El día en que partiré, Mazaheri y Moslemzadeh me invitan a ser su invitado en un comedor tradicional en el Maidan. Los mismos Isfahanis bromean sobre su reputación de ser inteligentes pero tacaños. Pero también son famosos por sus fabulosos banquetes. Ya en 1330, Ibn Battuta señaló que » siempre estaban tratando de superarse unos a otros en la adquisición de lujo viands…in preparación de la cual muestran todos sus recursos.»
Poco parece haber cambiado.
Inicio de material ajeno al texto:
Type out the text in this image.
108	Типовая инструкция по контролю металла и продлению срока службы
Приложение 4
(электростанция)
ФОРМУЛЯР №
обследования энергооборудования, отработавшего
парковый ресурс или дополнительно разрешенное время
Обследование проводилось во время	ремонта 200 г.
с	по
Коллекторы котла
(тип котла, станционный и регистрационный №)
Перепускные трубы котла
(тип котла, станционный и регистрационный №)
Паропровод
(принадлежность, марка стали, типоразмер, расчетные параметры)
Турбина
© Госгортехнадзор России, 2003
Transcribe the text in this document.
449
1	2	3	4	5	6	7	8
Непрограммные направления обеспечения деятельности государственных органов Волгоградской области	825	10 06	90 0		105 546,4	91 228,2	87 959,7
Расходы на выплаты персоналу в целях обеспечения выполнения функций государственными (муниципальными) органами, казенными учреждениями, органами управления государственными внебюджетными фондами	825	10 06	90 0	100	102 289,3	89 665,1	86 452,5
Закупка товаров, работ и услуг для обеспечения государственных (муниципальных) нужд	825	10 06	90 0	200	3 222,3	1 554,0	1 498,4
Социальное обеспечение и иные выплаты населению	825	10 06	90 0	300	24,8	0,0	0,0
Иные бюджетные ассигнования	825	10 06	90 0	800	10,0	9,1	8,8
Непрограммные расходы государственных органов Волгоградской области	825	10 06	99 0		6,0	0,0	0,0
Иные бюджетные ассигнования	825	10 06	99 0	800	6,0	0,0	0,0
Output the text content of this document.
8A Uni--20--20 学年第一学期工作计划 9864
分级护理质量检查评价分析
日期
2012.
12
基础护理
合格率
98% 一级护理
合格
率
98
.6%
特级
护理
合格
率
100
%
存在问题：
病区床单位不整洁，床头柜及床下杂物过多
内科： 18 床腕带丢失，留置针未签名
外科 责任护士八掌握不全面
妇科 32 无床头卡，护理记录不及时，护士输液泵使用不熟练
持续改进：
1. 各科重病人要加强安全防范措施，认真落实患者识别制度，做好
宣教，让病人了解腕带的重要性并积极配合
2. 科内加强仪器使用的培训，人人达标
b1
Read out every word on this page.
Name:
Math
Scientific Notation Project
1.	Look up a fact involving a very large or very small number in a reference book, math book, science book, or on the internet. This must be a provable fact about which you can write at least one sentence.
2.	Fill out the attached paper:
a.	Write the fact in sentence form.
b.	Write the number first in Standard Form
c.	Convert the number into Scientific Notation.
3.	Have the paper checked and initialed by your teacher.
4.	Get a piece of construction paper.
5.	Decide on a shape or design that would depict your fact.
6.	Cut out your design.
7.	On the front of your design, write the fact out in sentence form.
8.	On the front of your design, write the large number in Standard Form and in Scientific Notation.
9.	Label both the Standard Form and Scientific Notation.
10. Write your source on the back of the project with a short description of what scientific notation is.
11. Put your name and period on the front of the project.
A la sombra de la Mezquita del Imán y bañados por los relajantes sonidos de la música tradicional, nos sentamos con las piernas cruzadas en amplios bancos y nos deleitamos con dizi, un intrincado plato persa que consiste en sopa, pan, cordero y verduras y se sirve con un mazo considerable que se usa para triturar el contenido. Las vidrieras filtran la luz roja y azul por toda la habitación. A pesar de las dificultades económicas, la política intratable e incluso la amenaza de guerra, algo de la capacidad de Isfahán para aferrarse obstinadamente a sus tradiciones también brilla.
Andrew Lawler vive en Maine y escribe con frecuencia sobre arqueología para el Smithsonian. Ghaith Abdul-Ahad es un fotógrafo galardonado nacido en Iraq que vive en Beirut.